Parfois, elle profitait du long sommeil de la maison et de son silence pour s’éclipser de la pénombre. Elle partait rejoindre en pleine lumière son amie. Son homonyme, à peine plus âgée qu’elle. Ensemble elles sortaient en catimini. Elles contournaient l’immeuble et se rendaient à la petite école. Assoupie sous « l’afa », à quelques pas de là. Elle aimait les murs décrépis de rose. Il lui fallait enjamber grilles et murets, ce qui rajoutait un soupçon de sel à leur escapade.
Une fois dans l’enceinte de l’école déserte, elles s’engageaient en tapinois dans les allées. À la recherche de l'endroit idéal. C’était généralement un coin de plate-bande, avec de la terre facile à travailler. Accroupie dans la poussière, elle creusait. Des trous profonds. Ce savoir-faire, elle devait le tenir de son arrière grand-tante. Celle qui, dans le hameau corse de Minerbiu, chez son autre grand-mère, était affublée du surnom peu amène d'« u rospu », le « crapaud ». Elle passait son temps, celle-là, à gratter, à gratter sans fin, sans répit, la terre sèche et ingrate du rocher. Et des jardins suspendus au-dessus de la mer.

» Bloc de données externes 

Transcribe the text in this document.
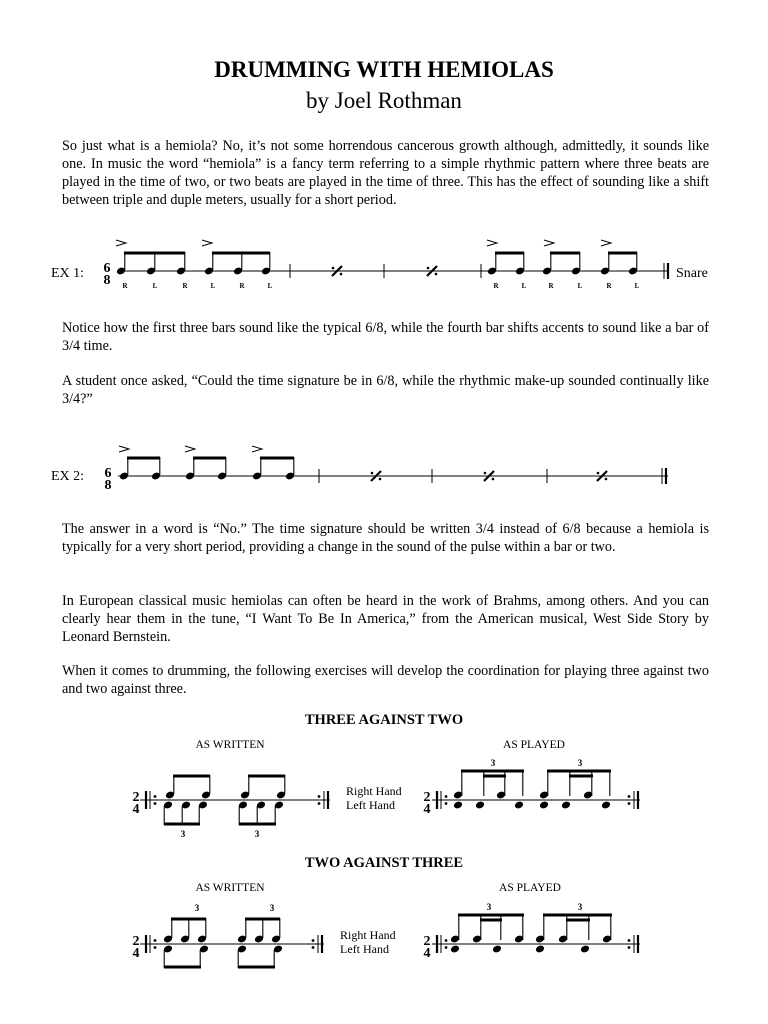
DRUMMING WITH HEMIOLAS
by Joel Rothman

So just what is a hemiola? No, it’s not some horrendous cancerous growth although, admittedly, it sounds like one. In music the word “hemiola” is a fancy term referring to a simple rhythmic pattern where three beats are played in the time of two, or two beats are played in the time of three. This has the effect of sounding like a shift between triple and duple meters, usually for a short period.

EX 1:	Snare

Notice how the first three bars sound like the typical 6/8, while the fourth bar shifts accents to sound like a bar of 3/4 time.

A student once asked, “Could the time signature be in 6/8, while the rhythmic make-up sounded continually like 3/4?”

EX 2:

The answer in a word is “No.” The time signature should be written 3/4 instead of 6/8 because a hemiola is typically for a very short period, providing a change in the sound of the pulse within a bar or two.

In European classical music hemiolas can often be heard in the work of Brahms, among others. And you can clearly hear them in the tune, “I Want To Be In America,” from the American musical, West Side Story by Leonard Bernstein.

When it comes to drumming, the following exercises will develop the coordination for playing three against two and two against three.

THREE AGAINST TWO
AS WRITTEN	AS PLAYED
Right Hand
Left Hand
TWO AGAINST THREE
AS WRITTEN	AS PLAYED
Right Hand
Left Hand
6
8 R	L	R	L	R	L	R	L	R	L	R	L
6
8
2
4
3	3
2
4
3	3
2
4
3	3
2
4
3	3
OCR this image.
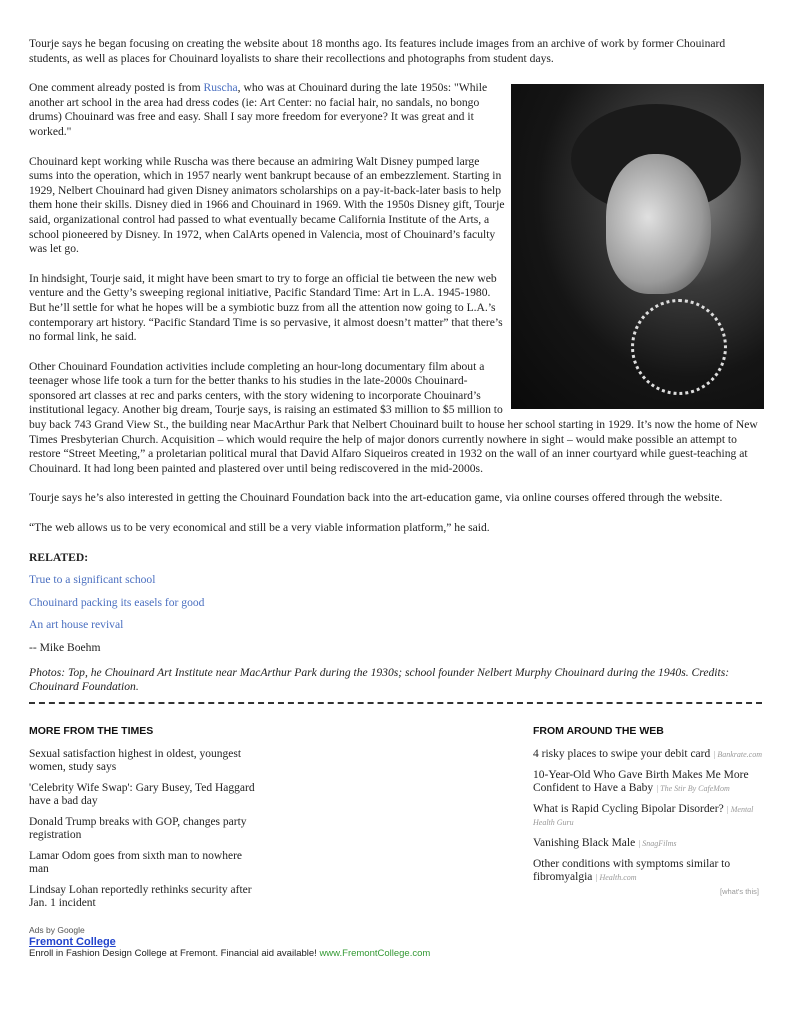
Tourje says he began focusing on creating the website about 18 months ago. Its features include images from an archive of work by former Chouinard students, as well as places for Chouinard loyalists to share their recollections and photographs from student days.

One comment already posted is from Ruscha, who was at Chouinard during the late 1950s: "While another art school in the area had dress codes (ie: Art Center: no facial hair, no sandals, no bongo drums) Chouinard was free and easy. Shall I say more freedom for everyone? It was great and it worked."

Chouinard kept working while Ruscha was there because an admiring Walt Disney pumped large sums into the operation, which in 1957 nearly went bankrupt because of an embezzlement. Starting in 1929, Nelbert Chouinard had given Disney animators scholarships on a pay-it-back-later basis to help them hone their skills. Disney died in 1966 and Chouinard in 1969. With the 1950s Disney gift, Tourje said, organizational control had passed to what eventually became California Institute of the Arts, a school pioneered by Disney. In 1972, when CalArts opened in Valencia, most of Chouinard’s faculty was let go.

In hindsight, Tourje said, it might have been smart to try to forge an official tie between the new web venture and the Getty’s sweeping regional initiative, Pacific Standard Time: Art in L.A. 1945-1980. But he’ll settle for what he hopes will be a symbiotic buzz from all the attention now going to L.A.’s contemporary art history. “Pacific Standard Time is so pervasive, it almost doesn’t matter” that there’s no formal link, he said.

Other Chouinard Foundation activities include completing an hour-long documentary film about a teenager whose life took a turn for the better thanks to his studies in the late-2000s Chouinard-sponsored art classes at rec and parks centers, with the story widening to incorporate Chouinard’s institutional legacy. Another big dream, Tourje says, is raising an estimated $3 million to $5 million to buy back 743 Grand View St., the building near MacArthur Park that Nelbert Chouinard built to house her school starting in 1929. It’s now the home of New Times Presbyterian Church. Acquisition – which would require the help of major donors currently nowhere in sight – would make possible an attempt to restore “Street Meeting,” a proletarian political mural that David Alfaro Siqueiros created in 1932 on the wall of an inner courtyard while guest-teaching at Chouinard. It had long been painted and plastered over until being rediscovered in the mid-2000s.

Tourje says he’s also interested in getting the Chouinard Foundation back into the art-education game, via online courses offered through the website.

“The web allows us to be very economical and still be a very viable information platform,” he said.

RELATED:
True to a significant school
Chouinard packing its easels for good
An art house revival

-- Mike Boehm

Photos: Top, he Chouinard Art Institute near MacArthur Park during the 1930s; school founder Nelbert Murphy Chouinard during the 1940s. Credits: Chouinard Foundation.

MORE FROM THE TIMES
Sexual satisfaction highest in oldest, youngest women, study says
'Celebrity Wife Swap': Gary Busey, Ted Haggard have a bad day
Donald Trump breaks with GOP, changes party registration
Lamar Odom goes from sixth man to nowhere man
Lindsay Lohan reportedly rethinks security after Jan. 1 incident
FROM AROUND THE WEB
4 risky places to swipe your debit card | Bankrate.com
10-Year-Old Who Gave Birth Makes Me More Confident to Have a Baby | The Stir By CafeMom
What is Rapid Cycling Bipolar Disorder? | Mental Health Guru
Vanishing Black Male | SnagFilms
Other conditions with symptoms similar to fibromyalgia | Health.com
[what's this]
Ads by Google
Fremont College
Enroll in Fashion Design College at Fremont. Financial aid available! www.FremontCollege.com
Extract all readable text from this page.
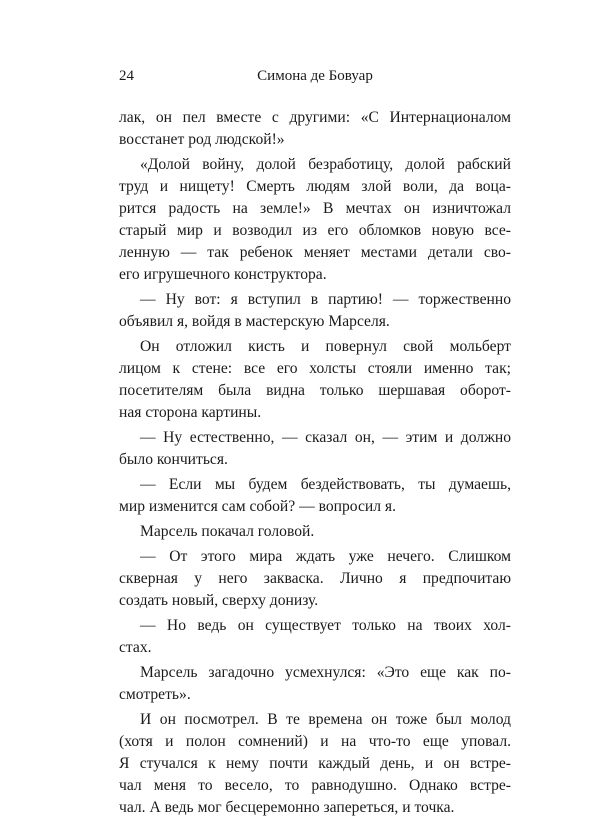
24	Симона де Бовуар
лак, он пел вместе с другими: «С Интернационалом
восстанет род людской!»
«Долой войну, долой безработицу, долой рабский
труд и нищету! Смерть людям злой воли, да воца-
рится радость на земле!» В мечтах он изничтожал
старый мир и возводил из его обломков новую все-
ленную — так ребенок меняет местами детали сво-
его игрушечного конструктора.
— Ну вот: я вступил в партию! — торжественно
объявил я, войдя в мастерскую Марселя.
Он отложил кисть и повернул свой мольберт
лицом к стене: все его холсты стояли именно так;
посетителям была видна только шершавая оборот-
ная сторона картины.
— Ну естественно, — сказал он, — этим и должно
было кончиться.
— Если мы будем бездействовать, ты думаешь,
мир изменится сам собой? — вопросил я.
Марсель покачал головой.
— От этого мира ждать уже нечего. Слишком
скверная у него закваска. Лично я предпочитаю
создать новый, сверху донизу.
— Но ведь он существует только на твоих хол-
стах.
Марсель загадочно усмехнулся: «Это еще как по-
смотреть».
И он посмотрел. В те времена он тоже был молод
(хотя и полон сомнений) и на что-то еще уповал.
Я стучался к нему почти каждый день, и он встре-
чал меня то весело, то равнодушно. Однако встре-
чал. А ведь мог бесцеремонно запереться, и точка.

Elle, la petite, elle grattait aussi, petite Antigone des temps modernes. Ignorante du monde enfoui qu’elle portait en elle. Puis elles sortaient de leur sacoche des images. Toutes sortes d’images. Images de chocolat Kohler ou Aiguebelle. Collectées des jours durant et rangées avec précaution dans des boîtes en aluminium. Elles les disposaient en rangs, alignées selon un ordre et une hiérarchie méthodiques. Dont elle ne sait plus le secret aujourd’hui. Chacune d’elles recouvrait son trésor de débris de verre, ramassés sur le terrain vague qui courait sous l’immeuble. Terrain vague sordide, vaguement inquiétant mais attirant. Hanté le soir par d’énormes rats en vadrouille, pataugeant dans la mélasse des détritrus. Terrain vague qui alimentait tout l’immeuble en grouillements de cafards. Mais rien ne pouvait interrompre leur rituel.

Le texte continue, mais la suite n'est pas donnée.